AAAHC supports the proposal to maintain stability and consistency throughout healthcare programs while efforts are made to identify and create a meaningful approach to the incentivization of performance improvement. Change for the sake of change, without support from pilot programs and evidence-based research, is disruptive and burdensome. AAAHC approves the Agency’s decision to maintain the current 75-point performance threshold.

h. Review and Correction of MIPS Final Score – Feedback and Information to Improve Performance (89 FR 62094)

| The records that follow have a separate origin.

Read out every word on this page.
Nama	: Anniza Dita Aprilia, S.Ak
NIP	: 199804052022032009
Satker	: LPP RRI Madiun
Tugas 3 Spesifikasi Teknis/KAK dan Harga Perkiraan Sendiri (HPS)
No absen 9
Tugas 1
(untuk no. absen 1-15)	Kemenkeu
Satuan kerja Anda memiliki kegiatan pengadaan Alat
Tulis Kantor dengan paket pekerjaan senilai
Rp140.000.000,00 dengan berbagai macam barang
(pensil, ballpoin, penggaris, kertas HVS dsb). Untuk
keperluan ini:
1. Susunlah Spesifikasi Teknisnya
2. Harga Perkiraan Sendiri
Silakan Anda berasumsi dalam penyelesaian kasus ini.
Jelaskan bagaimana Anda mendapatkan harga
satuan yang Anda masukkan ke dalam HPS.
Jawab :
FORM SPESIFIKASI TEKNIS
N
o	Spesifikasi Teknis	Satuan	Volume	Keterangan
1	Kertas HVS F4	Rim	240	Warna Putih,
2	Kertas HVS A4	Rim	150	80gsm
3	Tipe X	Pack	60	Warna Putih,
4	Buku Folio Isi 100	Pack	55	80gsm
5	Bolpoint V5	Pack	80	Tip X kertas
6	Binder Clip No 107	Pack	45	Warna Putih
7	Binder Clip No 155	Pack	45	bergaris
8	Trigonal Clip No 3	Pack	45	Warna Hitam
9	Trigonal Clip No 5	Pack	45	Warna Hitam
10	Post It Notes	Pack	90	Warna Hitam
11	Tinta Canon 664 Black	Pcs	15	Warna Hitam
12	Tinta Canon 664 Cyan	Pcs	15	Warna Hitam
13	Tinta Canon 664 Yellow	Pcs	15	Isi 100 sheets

AAAHC supports the proposal to allow score reweighting in instances where data for a MIPS eligible clinician are inaccessible or unable to be submitted due to circumstances outside of the control of the clinician because the MIPS eligible clinician delegated submission of the data to their third party intermediary, evidenced by a written agreement between the MIPS eligible clinician and third party intermediary, and the third party intermediary did not submit the data on behalf of the MIPS eligible clinician in accordance with applicable deadlines. Providers should not be penalized for occurrences that result at no fault of the provider. However, AAAHC Standards require that the governing body approves and ensures compliance with contracts or arrangements for activities or services delegated to another entity, recognizing that delegation of authority to vendors must be done responsibly, as the ultimate responsibility for compliance and appropriate vendor management falls upon the contracting party.